In the galaxy of Italian Catholicism, Alberto Melloni and Sandro Magister may not quite be matter and anti-matter, but they’re definitely not on the same planet. Melloni is a progressive historian and essayist, an exponent of the “Bologna School” and its liberal reading of Vatican II, while Magister, an influential journalist, is a voice for the church’s conservative and traditional wing.

When Melloni and Magister agree on something, therefore, you can be reasonably sure it’s beyond politics. Melloni and Magister are also veteran figures, who’ve more than logged the miles to know what they’re talking about.

All this comes to mind in light of an essay Melloni published Monday, which echoes a point Magister first made last May: To wit, that a new fundamental law Pope Francis issued for the Vatican City State on May 13, 2023, contains an absolutely unprecedented claim about the pontiff’s temporal authority.

The pope, the document asserts, is “called by virtue of the munus petrinum [Petrine ministry] to exercise sovereign powers over the Vatican City State.”

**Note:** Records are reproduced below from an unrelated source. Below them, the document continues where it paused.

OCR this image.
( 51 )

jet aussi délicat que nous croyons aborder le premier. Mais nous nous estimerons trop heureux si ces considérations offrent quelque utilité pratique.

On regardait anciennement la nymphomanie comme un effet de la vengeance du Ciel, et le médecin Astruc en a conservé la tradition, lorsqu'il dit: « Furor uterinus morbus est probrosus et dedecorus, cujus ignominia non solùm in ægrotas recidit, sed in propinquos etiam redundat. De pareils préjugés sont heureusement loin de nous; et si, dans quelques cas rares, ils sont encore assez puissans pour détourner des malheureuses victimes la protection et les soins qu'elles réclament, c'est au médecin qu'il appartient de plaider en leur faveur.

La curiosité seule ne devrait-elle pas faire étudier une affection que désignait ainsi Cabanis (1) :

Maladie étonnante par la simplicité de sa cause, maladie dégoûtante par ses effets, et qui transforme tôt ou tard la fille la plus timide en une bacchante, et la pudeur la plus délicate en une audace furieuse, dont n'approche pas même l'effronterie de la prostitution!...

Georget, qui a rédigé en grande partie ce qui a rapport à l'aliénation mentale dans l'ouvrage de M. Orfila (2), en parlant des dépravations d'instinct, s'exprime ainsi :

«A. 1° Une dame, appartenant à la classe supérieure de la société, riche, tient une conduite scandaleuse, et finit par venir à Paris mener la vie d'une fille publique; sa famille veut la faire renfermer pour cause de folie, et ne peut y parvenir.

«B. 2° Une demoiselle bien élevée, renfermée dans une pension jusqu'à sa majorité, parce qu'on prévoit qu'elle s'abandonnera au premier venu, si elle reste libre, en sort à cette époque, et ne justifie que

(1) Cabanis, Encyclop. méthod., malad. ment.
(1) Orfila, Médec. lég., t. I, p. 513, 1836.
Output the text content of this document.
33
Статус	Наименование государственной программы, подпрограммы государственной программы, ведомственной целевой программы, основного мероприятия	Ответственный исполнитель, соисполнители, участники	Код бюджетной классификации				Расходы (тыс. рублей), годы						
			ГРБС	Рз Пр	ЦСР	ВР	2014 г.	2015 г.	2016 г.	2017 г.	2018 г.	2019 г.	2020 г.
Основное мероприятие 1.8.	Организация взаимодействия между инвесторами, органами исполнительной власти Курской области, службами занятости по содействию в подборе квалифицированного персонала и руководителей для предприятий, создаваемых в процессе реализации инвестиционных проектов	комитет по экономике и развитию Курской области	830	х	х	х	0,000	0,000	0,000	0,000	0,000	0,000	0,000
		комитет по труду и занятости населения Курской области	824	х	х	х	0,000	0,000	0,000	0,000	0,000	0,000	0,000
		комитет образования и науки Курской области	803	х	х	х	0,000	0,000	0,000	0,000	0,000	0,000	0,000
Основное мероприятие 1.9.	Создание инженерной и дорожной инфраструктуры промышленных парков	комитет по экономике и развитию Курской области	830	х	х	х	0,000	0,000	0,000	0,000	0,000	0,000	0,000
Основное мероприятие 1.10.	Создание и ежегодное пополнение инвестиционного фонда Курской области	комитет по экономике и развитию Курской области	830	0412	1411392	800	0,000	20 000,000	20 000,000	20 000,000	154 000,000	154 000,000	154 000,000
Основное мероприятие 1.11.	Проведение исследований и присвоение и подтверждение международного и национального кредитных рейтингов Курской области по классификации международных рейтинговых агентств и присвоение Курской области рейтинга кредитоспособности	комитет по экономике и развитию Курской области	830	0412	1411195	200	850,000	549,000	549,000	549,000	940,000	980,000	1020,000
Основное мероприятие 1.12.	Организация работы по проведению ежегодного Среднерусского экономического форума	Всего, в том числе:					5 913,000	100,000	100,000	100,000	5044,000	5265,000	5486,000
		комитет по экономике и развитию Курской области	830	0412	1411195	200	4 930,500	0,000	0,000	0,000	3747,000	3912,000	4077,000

When the document first appeared, Magister wrote that “in reality, in the doctrine of the Catholic Church, the munus petrinum that Jesus conferred on the first of the apostles has nothing to do with any temporal power.” He backed that up with an appeal to history, noting that the papacy existed for at least eight centuries without any territory of its own, and also continued to exercise its ministry between 1870 and 1929 when it once again was bereft of any state over which to rule.

Melloni was more caustic in his own analysis on Monday.

“Not even the most tenacious defenders of temporal power have ever maintained that it was conferred on Peter consistent with the primacy and infallibility defined by the First Vatican Council,” Melloni wrote.